Quello di Maria Angela Gelati è un discorso legato alla morte, ma appare stringersi anche all’amore, all’abbandono, alla comprensione dei “No”, del rifiuto, della fine di una relazione: «La relazione che finisce è sempre un lutto, non muore qualcuno, ma muore una parte di noi, quindi è a tutti gli effetti un lutto. Muore un legame, una parte di vita che abbiamo condiviso, una parte di identità, una parte di futuro che avevamo immaginato insieme. Di conseguenza, il cervello e il cuore lo vivono come un lutto, perché c’è dolore, c’è mancanza, c’è bisogno di ricostruirsi e, tante volte, c’è difficoltà nel ritrovare le risorse interiori».

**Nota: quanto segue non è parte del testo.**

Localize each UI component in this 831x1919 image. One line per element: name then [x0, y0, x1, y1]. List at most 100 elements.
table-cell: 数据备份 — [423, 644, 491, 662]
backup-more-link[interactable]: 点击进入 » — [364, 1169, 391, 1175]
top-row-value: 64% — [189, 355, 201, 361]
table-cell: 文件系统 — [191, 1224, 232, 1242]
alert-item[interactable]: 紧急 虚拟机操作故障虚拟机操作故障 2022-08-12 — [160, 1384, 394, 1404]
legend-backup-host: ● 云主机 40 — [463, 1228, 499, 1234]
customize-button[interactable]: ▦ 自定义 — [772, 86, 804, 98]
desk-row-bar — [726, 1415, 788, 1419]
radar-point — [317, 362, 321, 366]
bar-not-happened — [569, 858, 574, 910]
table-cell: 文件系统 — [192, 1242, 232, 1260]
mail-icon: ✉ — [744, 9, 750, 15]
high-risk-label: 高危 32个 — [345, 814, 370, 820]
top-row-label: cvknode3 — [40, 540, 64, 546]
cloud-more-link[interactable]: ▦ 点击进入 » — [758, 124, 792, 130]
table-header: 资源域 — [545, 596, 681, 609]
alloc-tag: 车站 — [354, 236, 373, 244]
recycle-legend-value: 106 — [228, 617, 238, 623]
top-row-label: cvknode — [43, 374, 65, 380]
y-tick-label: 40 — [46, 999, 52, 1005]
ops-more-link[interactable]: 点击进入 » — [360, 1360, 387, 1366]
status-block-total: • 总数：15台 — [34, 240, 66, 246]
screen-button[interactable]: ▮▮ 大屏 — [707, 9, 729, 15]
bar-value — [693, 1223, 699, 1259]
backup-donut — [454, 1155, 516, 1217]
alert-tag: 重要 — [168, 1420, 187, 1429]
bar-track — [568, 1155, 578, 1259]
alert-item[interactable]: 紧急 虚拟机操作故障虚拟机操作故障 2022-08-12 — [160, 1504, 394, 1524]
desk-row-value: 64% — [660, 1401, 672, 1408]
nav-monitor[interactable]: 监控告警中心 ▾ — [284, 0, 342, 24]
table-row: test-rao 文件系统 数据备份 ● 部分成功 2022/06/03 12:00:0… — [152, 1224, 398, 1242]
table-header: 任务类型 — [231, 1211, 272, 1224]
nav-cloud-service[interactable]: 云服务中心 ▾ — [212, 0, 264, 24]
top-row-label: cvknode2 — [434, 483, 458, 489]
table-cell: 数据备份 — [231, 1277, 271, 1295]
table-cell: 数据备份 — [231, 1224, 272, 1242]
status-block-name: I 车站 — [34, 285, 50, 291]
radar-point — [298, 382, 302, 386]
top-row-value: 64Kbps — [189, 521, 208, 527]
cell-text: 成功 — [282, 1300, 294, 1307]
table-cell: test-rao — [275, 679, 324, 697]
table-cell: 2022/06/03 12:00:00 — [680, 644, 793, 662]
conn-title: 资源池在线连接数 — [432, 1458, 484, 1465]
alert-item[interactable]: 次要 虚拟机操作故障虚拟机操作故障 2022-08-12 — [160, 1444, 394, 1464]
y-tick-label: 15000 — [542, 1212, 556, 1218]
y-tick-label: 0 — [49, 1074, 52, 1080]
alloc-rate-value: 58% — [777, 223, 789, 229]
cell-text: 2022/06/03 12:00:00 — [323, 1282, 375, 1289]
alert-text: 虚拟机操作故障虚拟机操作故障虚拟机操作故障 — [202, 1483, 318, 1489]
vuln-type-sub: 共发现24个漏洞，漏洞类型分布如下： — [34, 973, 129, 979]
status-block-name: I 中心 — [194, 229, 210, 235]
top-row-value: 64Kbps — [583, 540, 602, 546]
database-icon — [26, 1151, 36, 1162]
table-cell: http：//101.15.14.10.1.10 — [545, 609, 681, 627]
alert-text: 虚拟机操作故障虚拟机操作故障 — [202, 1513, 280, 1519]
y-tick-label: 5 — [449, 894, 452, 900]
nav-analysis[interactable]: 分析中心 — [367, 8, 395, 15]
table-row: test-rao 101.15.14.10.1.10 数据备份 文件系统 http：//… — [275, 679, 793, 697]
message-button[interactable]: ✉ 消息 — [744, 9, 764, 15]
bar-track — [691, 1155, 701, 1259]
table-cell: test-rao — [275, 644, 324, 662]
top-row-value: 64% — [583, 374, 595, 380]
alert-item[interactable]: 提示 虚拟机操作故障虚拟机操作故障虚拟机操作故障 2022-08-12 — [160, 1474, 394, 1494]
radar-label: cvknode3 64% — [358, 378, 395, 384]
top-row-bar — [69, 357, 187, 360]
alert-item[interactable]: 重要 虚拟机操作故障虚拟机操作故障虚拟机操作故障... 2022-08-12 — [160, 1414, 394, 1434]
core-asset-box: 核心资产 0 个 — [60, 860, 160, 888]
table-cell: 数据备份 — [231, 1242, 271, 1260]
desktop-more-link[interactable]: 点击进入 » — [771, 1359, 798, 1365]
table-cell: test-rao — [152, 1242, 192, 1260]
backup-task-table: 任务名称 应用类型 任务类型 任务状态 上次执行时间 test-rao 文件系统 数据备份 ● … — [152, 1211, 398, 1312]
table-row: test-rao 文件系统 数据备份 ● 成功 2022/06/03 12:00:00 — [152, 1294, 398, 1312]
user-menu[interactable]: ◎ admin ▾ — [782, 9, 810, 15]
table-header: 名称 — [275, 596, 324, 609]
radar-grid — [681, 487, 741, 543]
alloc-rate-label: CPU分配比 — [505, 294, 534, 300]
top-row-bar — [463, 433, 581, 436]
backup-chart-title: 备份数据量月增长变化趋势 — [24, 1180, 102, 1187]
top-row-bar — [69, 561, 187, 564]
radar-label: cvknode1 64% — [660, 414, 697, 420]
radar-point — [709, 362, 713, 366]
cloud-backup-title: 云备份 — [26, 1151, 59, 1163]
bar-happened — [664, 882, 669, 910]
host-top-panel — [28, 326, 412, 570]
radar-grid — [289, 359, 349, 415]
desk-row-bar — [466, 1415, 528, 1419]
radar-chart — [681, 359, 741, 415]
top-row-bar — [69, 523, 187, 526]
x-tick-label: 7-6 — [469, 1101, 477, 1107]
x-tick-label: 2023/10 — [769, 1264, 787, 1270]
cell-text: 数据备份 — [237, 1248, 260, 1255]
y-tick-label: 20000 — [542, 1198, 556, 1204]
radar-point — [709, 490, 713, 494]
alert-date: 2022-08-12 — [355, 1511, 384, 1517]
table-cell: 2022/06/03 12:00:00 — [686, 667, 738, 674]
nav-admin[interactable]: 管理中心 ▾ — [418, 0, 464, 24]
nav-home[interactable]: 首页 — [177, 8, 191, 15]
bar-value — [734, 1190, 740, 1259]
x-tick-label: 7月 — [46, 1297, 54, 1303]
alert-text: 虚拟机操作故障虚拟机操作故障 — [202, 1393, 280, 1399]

Ormai è più che chiaro: la Death Education non è legata solo alla morte biologica. È un’educazione alla finitudine come parte della vita, una preparazione al cambiamento, per dirla come Gelati: «Tutto evolve continuamente ed è pericoloso andare contro questo meccanismo, perché è come voler separare l’alba dal tramonto. Accettare il mutamento significa imparare a stare anche con la fine delle cose: corpi, legami, città, persino noi stessi». Conclude la tanatologa: «La morte non è un’interruzione, è il volto più radicale del cambiamento».

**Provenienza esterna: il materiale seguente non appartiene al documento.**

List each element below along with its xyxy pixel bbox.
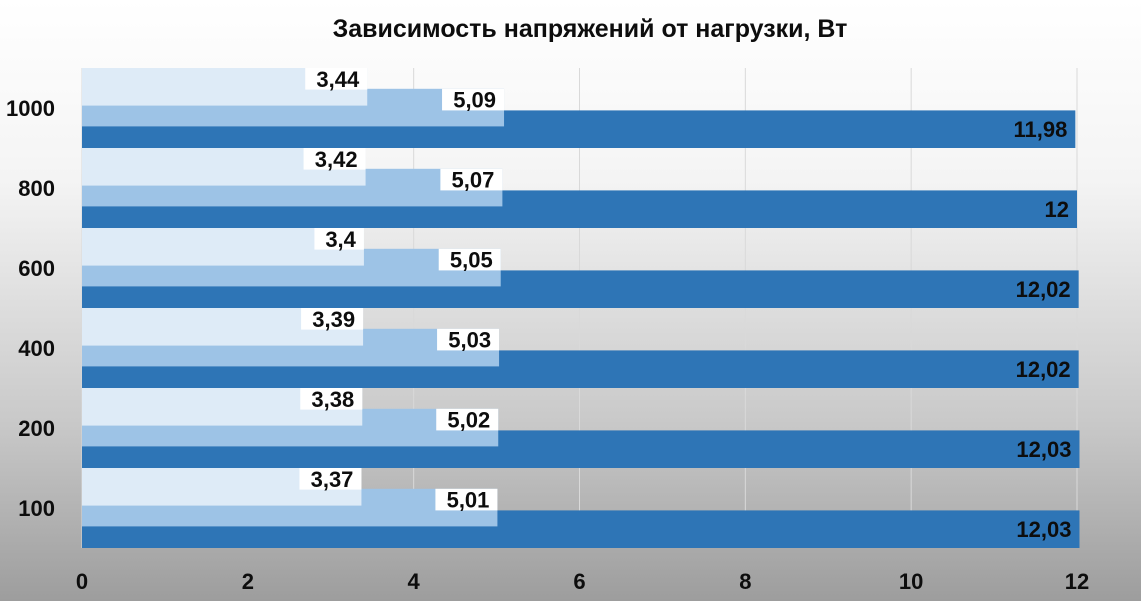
data-label-background bbox=[437, 328, 500, 351]
data-label-background bbox=[440, 168, 503, 191]
data-label: 3,39 bbox=[312, 307, 355, 332]
data-label: 3,44 bbox=[316, 67, 360, 92]
data-label: 5,02 bbox=[447, 408, 490, 433]
category-label: 100 bbox=[18, 496, 55, 521]
x-tick-label: 8 bbox=[739, 569, 751, 594]
data-label-background bbox=[299, 468, 362, 490]
x-tick-label: 4 bbox=[408, 569, 421, 594]
data-label: 12 bbox=[1045, 197, 1069, 222]
x-tick-label: 10 bbox=[899, 569, 923, 594]
data-label: 5,03 bbox=[448, 328, 491, 353]
data-label-background bbox=[438, 248, 501, 271]
data-label-background bbox=[300, 388, 363, 410]
data-label: 12,02 bbox=[1016, 277, 1071, 302]
data-label-background bbox=[435, 488, 498, 511]
data-label: 5,05 bbox=[450, 248, 493, 273]
chart-title: Зависимость напряжений от нагрузки, Вт bbox=[333, 15, 848, 43]
data-label-background bbox=[301, 308, 364, 330]
data-label: 5,07 bbox=[452, 168, 495, 193]
data-label: 3,37 bbox=[311, 467, 354, 492]
data-label: 12,03 bbox=[1016, 517, 1071, 542]
value-axis: 0 2 4 6 8 10 12 bbox=[76, 569, 1089, 594]
data-label: 11,98 bbox=[1013, 117, 1067, 142]
data-label-background bbox=[314, 228, 364, 250]
category-axis: 100 200 400 600 800 1000 bbox=[6, 96, 55, 521]
x-tick-label: 2 bbox=[242, 569, 254, 594]
data-labels: 12,03 5,01 3,37 12,03 5,02 3,38 12,02 5,03 3,39 1… bbox=[299, 67, 1071, 542]
category-label: 800 bbox=[18, 176, 55, 201]
data-label: 12,03 bbox=[1016, 437, 1071, 462]
category-label: 400 bbox=[18, 336, 55, 361]
data-label-background bbox=[303, 148, 366, 170]
x-tick-label: 12 bbox=[1065, 569, 1089, 594]
data-label: 3,38 bbox=[311, 387, 354, 412]
category-label: 600 bbox=[18, 256, 55, 281]
data-label: 3,42 bbox=[315, 147, 358, 172]
data-label: 12,02 bbox=[1016, 357, 1071, 382]
data-label-background bbox=[436, 408, 499, 431]
data-label: 5,01 bbox=[447, 488, 490, 513]
category-label: 1000 bbox=[6, 96, 55, 121]
data-label: 3,4 bbox=[325, 227, 356, 252]
x-tick-label: 6 bbox=[573, 569, 585, 594]
x-tick-label: 0 bbox=[76, 569, 88, 594]
data-label: 5,09 bbox=[453, 88, 496, 113]
data-label-background bbox=[442, 88, 505, 111]
bars bbox=[82, 68, 1080, 548]
data-label-background bbox=[305, 68, 368, 90]
category-label: 200 bbox=[18, 416, 55, 441]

Arrivate alla fine di questa lunga riflessione ho ancora una domanda, la più fifona e meno nobile di tutte. Immagino che anche, come dire, lo studioso più grande di Death Education, alla fine continui un po’ a temere la propria morte. Maria Angela Gelati mi risponde così: «Chi svolge il percorso di Padova, del Master, lavora molto anche sul rapporto con la propria stessa morte. Affrontare l’argomento non significa essere immuni dal timore, perché la paura è umana e negarla sarebbe ipocrisia. La differenza è che chi si occupa di questi temi può avere degli strumenti per non lasciarsi paralizzare. La paura è parte del percorso, ma diventa un’occasione per conoscersi e per crescere. E sì, anche lo studioso più grande resta, prima di tutto, una persona, e può avere paura. La differenza sta nell’attraversare la paura senza scappare».